Did I ask for a brain, with contempt of the fist
That could win a reward for its labor and pains?

295

Was it kind—the strong promise that girded my youth?
Was it good—the endowment of motive and skill?
Was it well to succeed, when success was, in truth,
But the saddest of failure? Make answer, who will!
Do I rave without reason? Why, look you, I pray!
I have won all I sought of the highest and best;
But it brings me no guerdon; and hopeless, to-day,
I am poorer than when I set out on the quest.
Oh! emptiness! Life, what art thou but a lie,
Which I greeted and honored with hopefulest trust?
Bah! the beautiful apples that tempted my eye
Break dead on my tongue into ashes and dust!

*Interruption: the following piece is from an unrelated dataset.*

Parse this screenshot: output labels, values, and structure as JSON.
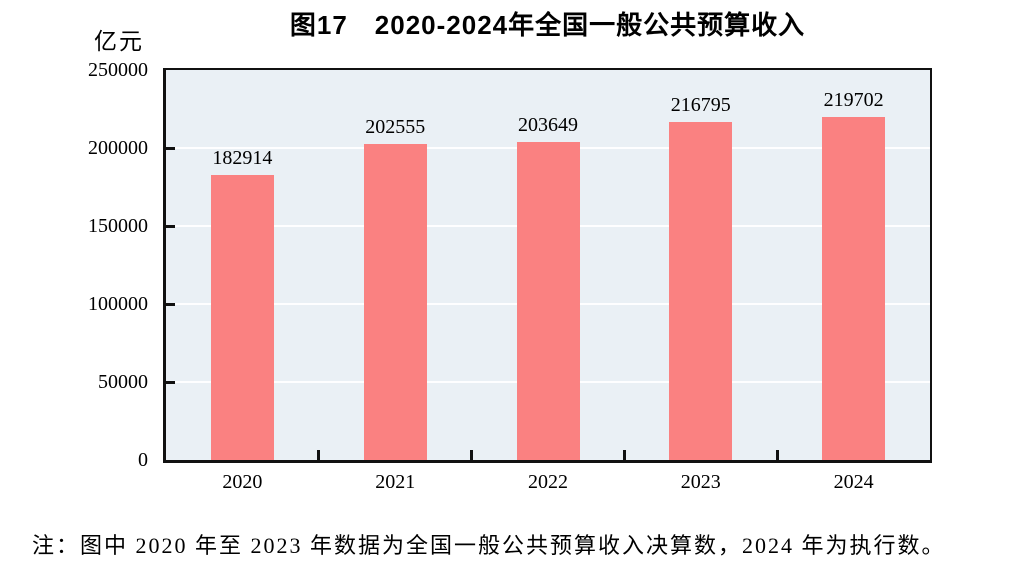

“A Father who loves all the children of men”?
“A future to fill all these bottomless gaps”?
But one life has failed: can I fasten again
With my faith and my hope to a specious Perhaps?
O! man who begot me! O! woman who bore!
Why, why did you call me to being and breath?
With ruin behind me, and darkness before,
I have nothing to long for, or live for, but death!